Do Zabbix or Zenoss allow for this sort of testing that Nagios has?
yes.
- KB
On 12/17/2011 01:25 PM, Alan McKay wrote:
Do Zabbix or Zenoss allow for this sort of testing that Nagios has?
OK, thanks. I'll dig more into passive checks
I think its the active tests you are looking for ( tests run from the zabbix-server rather than on the agent ). Easy one to start with is the web tests, where the zabbix-server can go through a series of mouse-clicks and test for content on each 'step', resulting in a pass/fail.
quite handy to be able to throw those together in seconds. I remember having to use www::mechanize and webrat etc to write a httpclient in order to achieve this on nagios
- KB
On Sat, Dec 17, 2011 at 11:00 AM, Karanbir Singh mail-lists@karan.org wrote:
Do Zabbix or Zenoss allow for this sort of testing that Nagios has?
OK, thanks. I'll dig more into passive checks
I think its the active tests you are looking for ( tests run from the zabbix-server rather than on the agent ).
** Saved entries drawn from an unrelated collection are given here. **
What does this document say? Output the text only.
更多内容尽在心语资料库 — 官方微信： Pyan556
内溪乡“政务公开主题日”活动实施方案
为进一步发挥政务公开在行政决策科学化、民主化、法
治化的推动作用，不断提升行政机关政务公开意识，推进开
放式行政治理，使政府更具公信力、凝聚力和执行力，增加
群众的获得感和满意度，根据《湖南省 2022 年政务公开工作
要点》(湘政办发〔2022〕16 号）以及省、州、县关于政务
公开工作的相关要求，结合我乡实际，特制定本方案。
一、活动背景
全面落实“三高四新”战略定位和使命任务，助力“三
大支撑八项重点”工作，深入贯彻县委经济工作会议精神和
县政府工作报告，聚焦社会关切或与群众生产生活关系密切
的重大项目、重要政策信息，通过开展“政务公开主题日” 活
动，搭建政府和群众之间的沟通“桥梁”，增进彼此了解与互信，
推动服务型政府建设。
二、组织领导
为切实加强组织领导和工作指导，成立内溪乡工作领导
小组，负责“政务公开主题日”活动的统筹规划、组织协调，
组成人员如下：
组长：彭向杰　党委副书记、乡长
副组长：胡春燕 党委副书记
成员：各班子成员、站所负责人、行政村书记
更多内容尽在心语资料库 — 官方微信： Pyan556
Easy one to start with is the web tests, where the zabbix-server can go through a series of mouse-clicks and test for content on each 'step', resulting in a pass/fail.
In OpenNMS that would be a 'page sequence monitor': http://www.opennms.org/wiki/Page_Sequence_Monitor_%28PSM%29_Setup
While a lot of the setup can be done in the web interface, this is one where you still have to edit xml config files.